Ekim 1975’de Tokyo’da Dünya Tabipler Birliği işkenceyi tanımlıyor: "İşkence, yalnız başına ya da bir yetkilinin emri altında davranan bir ya da birden çok sayıda kişinin bilgi edinmek, itiraf almak ya da başka bir nedenle, kasıtlı, sistemli ya da düşüncesiz biçimde, bir başka kişiye zor kullanarak, ona fiziksel ya da ruhsal yönden acı çektirmesidir."

İşkence Atlası, bu tanıma uygun olarak, 1990 ile 2007 arasında ilgili kurumlara başvuranlara ait muayene, tetkik ve görsel kayıtları bir araya getiriyor. İşkence yöntemlerine dönük mide bulandıran, insanlıktan utandıran fotoğraflarla birlikte.

En çok kaba dayak ve falaka var, yüzde 87. Onu elektrik şoku, basınçlı soğuk su ve cinsel işkence (yüzde 15.6 ile yüzde 31.5 arasında) izliyor.

ORANTISIZ GÜÇ KULLANIMI

Son zamanlarda çeşitli olaylar nedeniyle gündeme gelen, orantısız güç kullanımı 2006 yılından bu yana, Birleşmiş Milletler tarafından işkence olarak kabul ediliyor. "Gözetim yerlerinde ya da güvenlik güçlerinin direkt kontrolünün bulunduğu durumlarda, orantısız güç kullanımı zalimane ve aşağılayıcı muamele, işkence tanımı kapsamına girer." (İşkence Atlası, s.26).

Türkiye’de bir milyondan fazla kişi işkenceye uğruyor.

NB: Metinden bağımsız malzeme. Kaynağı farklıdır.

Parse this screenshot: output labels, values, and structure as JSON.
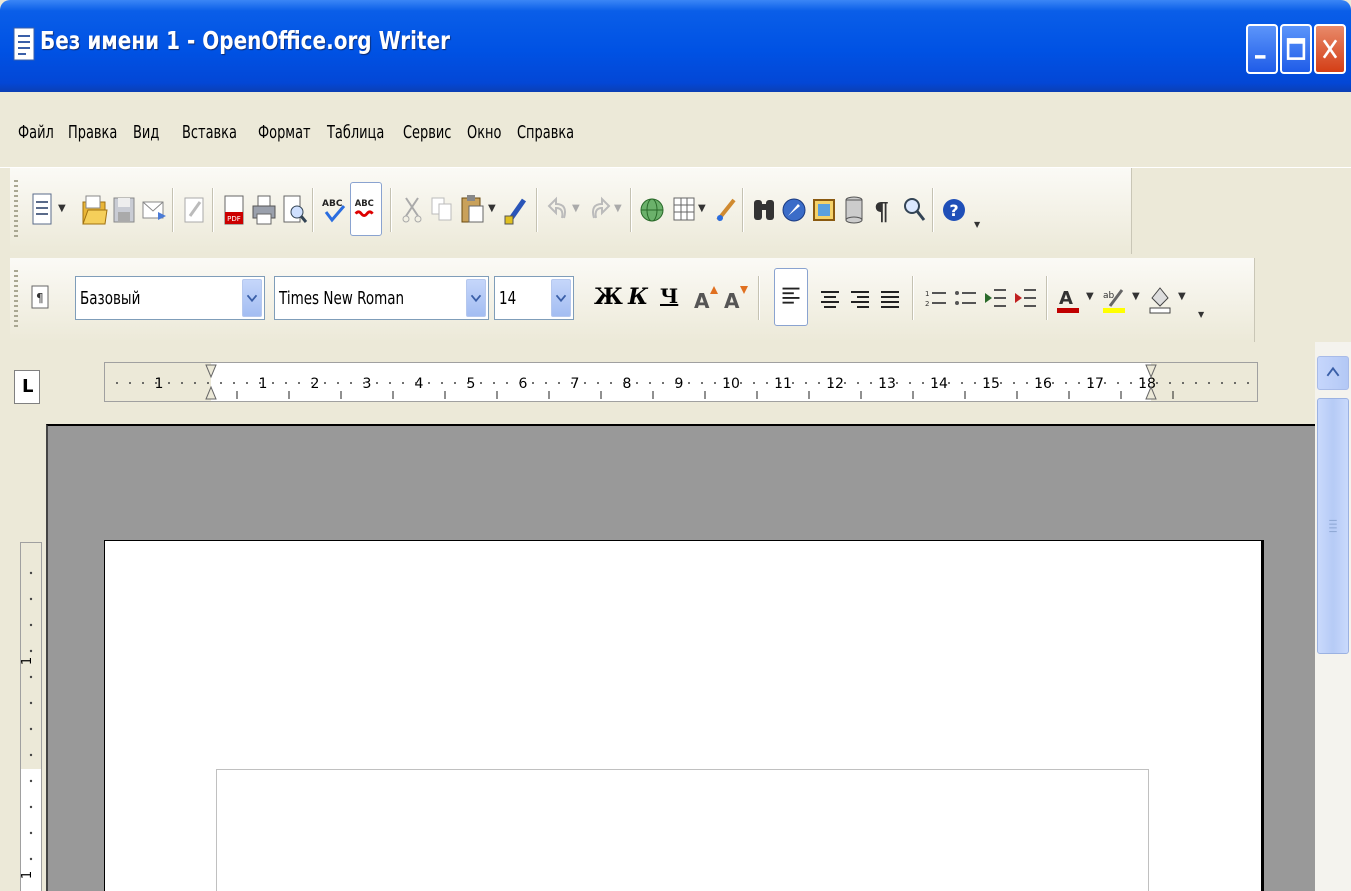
{
  "window": {
    "title": "Без имени 1 - OpenOffice.org Writer"
  },
  "menu": {
    "items": [
      "Файл",
      "Правка",
      "Вид",
      "Вставка",
      "Формат",
      "Таблица",
      "Сервис",
      "Окно",
      "Справка"
    ]
  },
  "standard_toolbar": {
    "icons": [
      "new-document-icon",
      "open-icon",
      "save-icon",
      "email-icon",
      "edit-file-icon",
      "export-pdf-icon",
      "print-icon",
      "page-preview-icon",
      "spellcheck-icon",
      "autospellcheck-icon",
      "cut-icon",
      "copy-icon",
      "paste-icon",
      "format-paintbrush-icon",
      "undo-icon",
      "redo-icon",
      "hyperlink-icon",
      "table-icon",
      "draw-functions-icon",
      "find-replace-icon",
      "navigator-icon",
      "gallery-icon",
      "data-sources-icon",
      "formatting-marks-icon",
      "zoom-icon",
      "help-icon"
    ]
  },
  "formatting_toolbar": {
    "paragraph_style": "Базовый",
    "font_name": "Times New Roman",
    "font_size": "14",
    "bold_label": "Ж",
    "italic_label": "К",
    "underline_label": "Ч",
    "icons": [
      "styles-formatting-icon",
      "grow-font-icon",
      "shrink-font-icon",
      "align-left-icon",
      "align-center-icon",
      "align-right-icon",
      "justify-icon",
      "numbering-icon",
      "bullets-icon",
      "decrease-indent-icon",
      "increase-indent-icon",
      "font-color-icon",
      "highlighting-icon",
      "background-color-icon"
    ],
    "active_alignment": "left",
    "font_color": "#c00000",
    "highlight_color": "#ffff00"
  },
  "ruler": {
    "corner_label": "L",
    "horizontal_labels": [
      "1",
      "1",
      "2",
      "3",
      "4",
      "5",
      "6",
      "7",
      "8",
      "9",
      "10",
      "11",
      "12",
      "13",
      "14",
      "15",
      "16",
      "17",
      "18"
    ],
    "vertical_labels": [
      "1",
      "1"
    ]
  },
  "document": {
    "name": "Без имени 1"
  }
}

Kısacası her yetmiş kişiden biri. Dünya ölçülerinde çok yüksek bir rakam. İnsana, insan olarak duyulması gereken saygının yerlerde süründüğü bir durum. Devletin eli sopalı hali.

"İşkenceye sıfır tolerans" çok isabetli bir politik karar, yerinde bir slogan.

Ne var ki, İşkence Atlası işkencenin sıfırlandığına ilişkin herhangi bir ipucu vermiyor. Tersine, insanlık suçu uygulamaları bilinen yöntemlerle devam ediyor. Pek o kadar gün yüzüne çıkmasa bile.

Çünkü, işkence görenler utanıyor. Duyulmasını istemiyor. Ancak onlar fiziksel ve ruhsal tedavi için, ilgili tıp merkezlerine başvurduğunda, işkence kayıtlara geçiyor.

İnsan olabilmek için, devletin sopasını elinden bırakması için, daha uzun zamana ihtiyacımız var.